S’il est reconnu pour ses paysages dont la technique est parfaitement maîtrisée, il montre également que sa technique classique du portrait est tout aussi importante. Les portraits de ses parents, les autoportraits qu’il réalise, témoignent d’une approche psychologique profonde grâce aux jeux de regards. En outre, que ce soit pour des peintures de paysages, pour des installations ou pour des dessins et portraits, nous voyons que l’être humain est au cœur de sa création. Ces paysages vides, seuls, sont à l’image de ses dessins, en plein questionnement. Il cherche à capter une atmosphère, un instant, une ambiance.

Ainsi, l’œuvre de Peter Krausz intitulée Portrait de l’artiste à 87 ans représente le buste d’un vieil homme, nu, un corps victime de l’oeuvre du temps, inscrit dans un cadre sombre où seule une ouverture permet d’éclairer l’espace. Le personnage paraît être dans le coin d’une pièce, regardant vers le bas, peut-être assis, peut-être debout. La technique utilisée est celle du fusain, du dessin à la mine de charbon, qui donne une ambiance floue à l’ensemble de l’oeuvre. On ne sait où se placer: dans le passé ? Le présent ? Ou bien le futur ? Les coups de crayon effectués de manière rapide pour la création d’un espace dans lequel s’inscrit la figure, tandis que la figure est représentée avec soin, délicatesse. Le corps du vieillard est si détaillé que l’on pourrait sentir les grains de la peau, rugueux. Les sens sont convoqués dans cette image, en particulier le toucher. L’œuvre semble être en réalité une sorte de projection dans le futur. Une projection de ce à quoi l’artiste ressemblerait lorsqu’il aura atteint l’âge de 87 ans. On trouve, dans le coin supérieur gauche, une ouverture, une fenêtre ouverte vers l’ailleurs. Or, le personnage ne regarde pas l’ouverture en question. On remarque que l’architecture, le lieu dans lequel la figure est inscrite, sont très peu détaillés par rapport à la figure humaine qui occupe la majeure partie de l’espace.
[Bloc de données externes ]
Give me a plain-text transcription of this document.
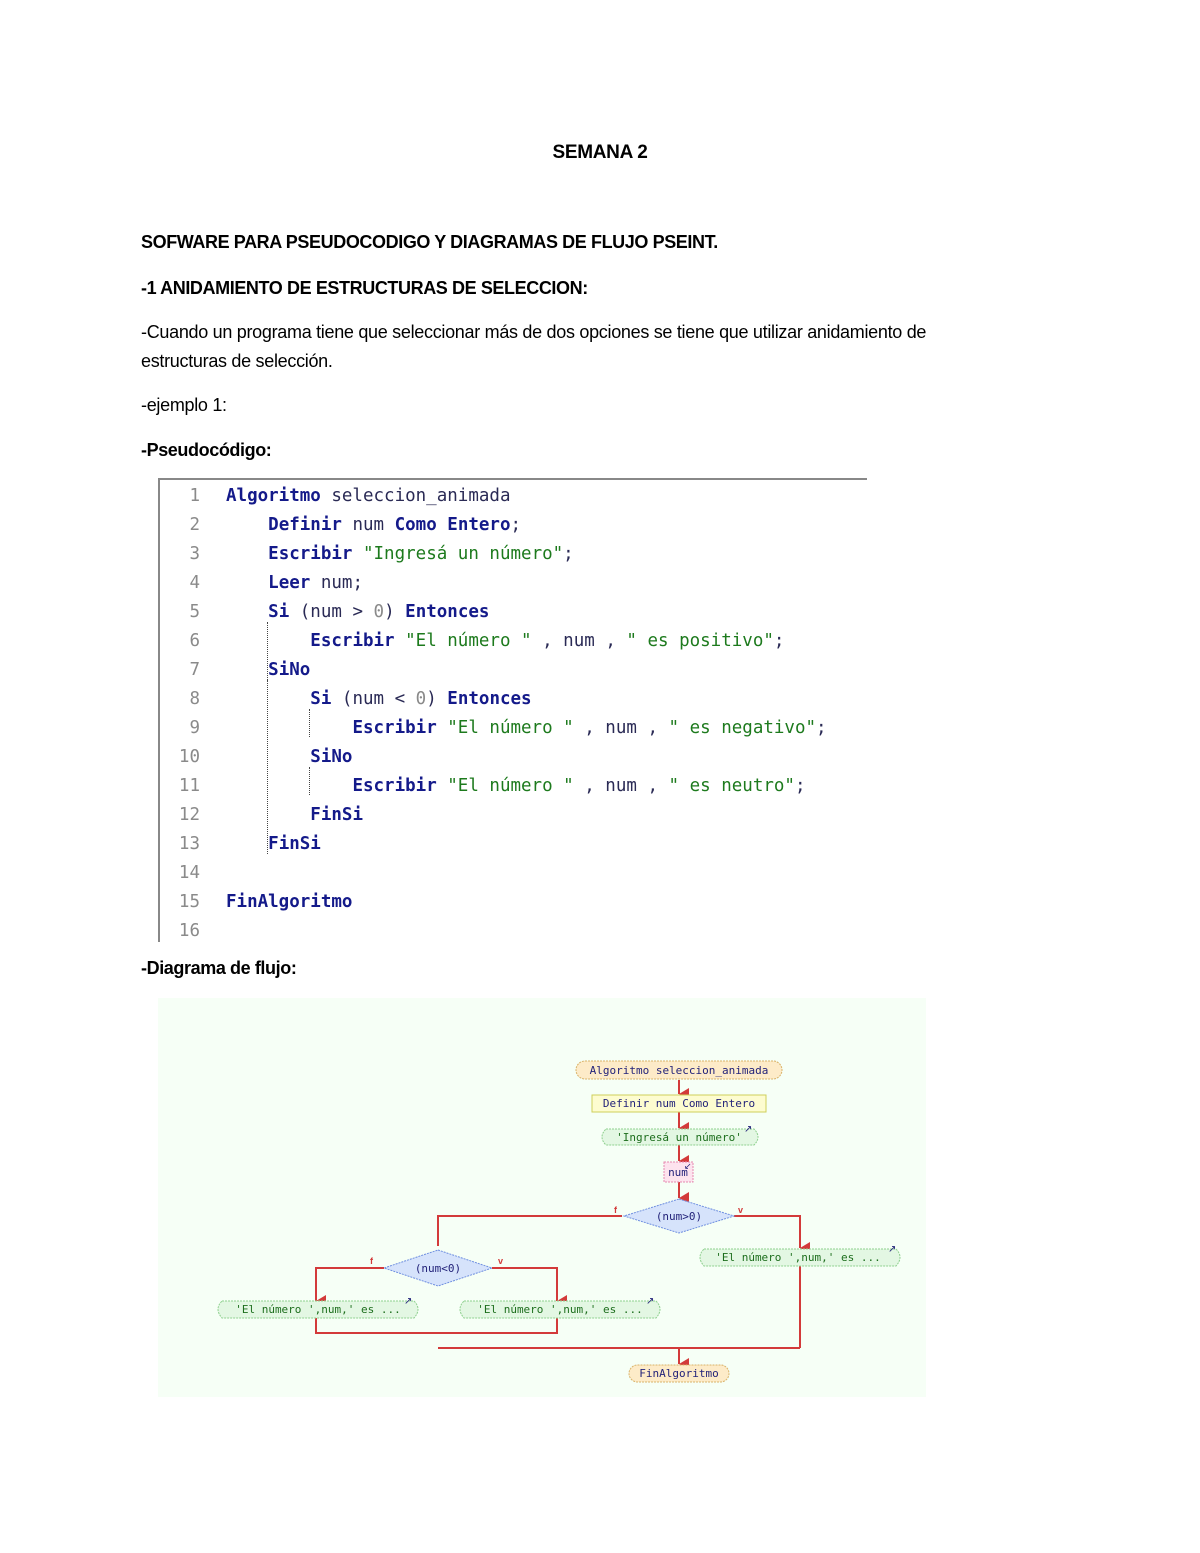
SEMANA 2
SOFWARE PARA PSEUDOCODIGO Y DIAGRAMAS DE FLUJO PSEINT.
-1 ANIDAMIENTO DE ESTRUCTURAS DE SELECCION:
-Cuando un programa tiene que seleccionar más de dos opciones se tiene que utilizar anidamiento de
estructuras de selección.
-ejemplo 1:
-Pseudocódigo:
1 Algoritmo seleccion_animada
2	Definir num Como Entero;
3	Escribir "Ingresá un número";
4	Leer num;
5	Si (num > 0) Entonces
6	Escribir "El número " , num , " es positivo";
7	SiNo
8	Si (num < 0) Entonces
9	Escribir "El número " , num , " es negativo";
10	SiNo
11	Escribir "El número " , num , " es neutro";
12	FinSi
13	FinSi
14
15 FinAlgoritmo
16
-Diagrama de flujo:
Algoritmo seleccion_animada
Definir num Como Entero
'Ingresá un número'
↗
num
↙
(num>0)
f	v
(num<0)
f	v	'El número ',num,' es ...
↗
'El número ',num,' es ...
↗
'El número ',num,' es ...
↗
FinAlgoritmo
Une attention particulière est mise en avant sur ce visage ridé, bouffi par le temps, sur une barbe mal taillée, sur des cheveux cassants ou presque inexistants et sur des oreilles tombantes. Mais ce qui choque le spectateur, est la mise en avant de ce corps. C’est le corps qui semble vraiment donner comme indication l’épreuve du temps et la solitude. Il nous indique le vécu de l’homme isolé dans un coin, pris en plein moment de réflexion. L’ensemble de l’œuvre rend compte d’une atmosphère lourde et étouffante. L’ouverture qui pourrait être synonyme d’espoir, de projection, semble réduite à son fonction d’éclairage de l’espace presque scénique.

Enfin, cette œuvre intitulée Portrait de l’artiste à 87 ans s’inscrit dans cette démarche de réflexion, sur le temps, sur le devoir de mémoire, propre à la démarche artistique de Peter Krausz. Il représente la fragilité, le temps passé et rend compte d’un moment présent - celui d’une sorte de compte rendu - et d’un moment futur - puisque celui-ci ne s’est pas encore produit. On retrouve une figure profondément humaine, qui n’est pas idéalisée, mais qui exprime une réalité: celle de notre échéance à tous et de la solitude par laquelle on doit passer pour y arriver.

Bibliographie

Campbell, James D. Peter Krausz: Sites 1984-1989, the Robert Mclaughlin Gallery, Oshawa, 1984.

Galerie de Bellefeuille, Peter Krausz, 2010.

Roy, Denyse. Peter Krausz: les paysages, Musée d’Art de Joliette, 1999.

Avram, Horia, Florence Chantoury-Lacombe et Peter Krausz, (No)

man’s land, publié par Peter Krausz, 2010.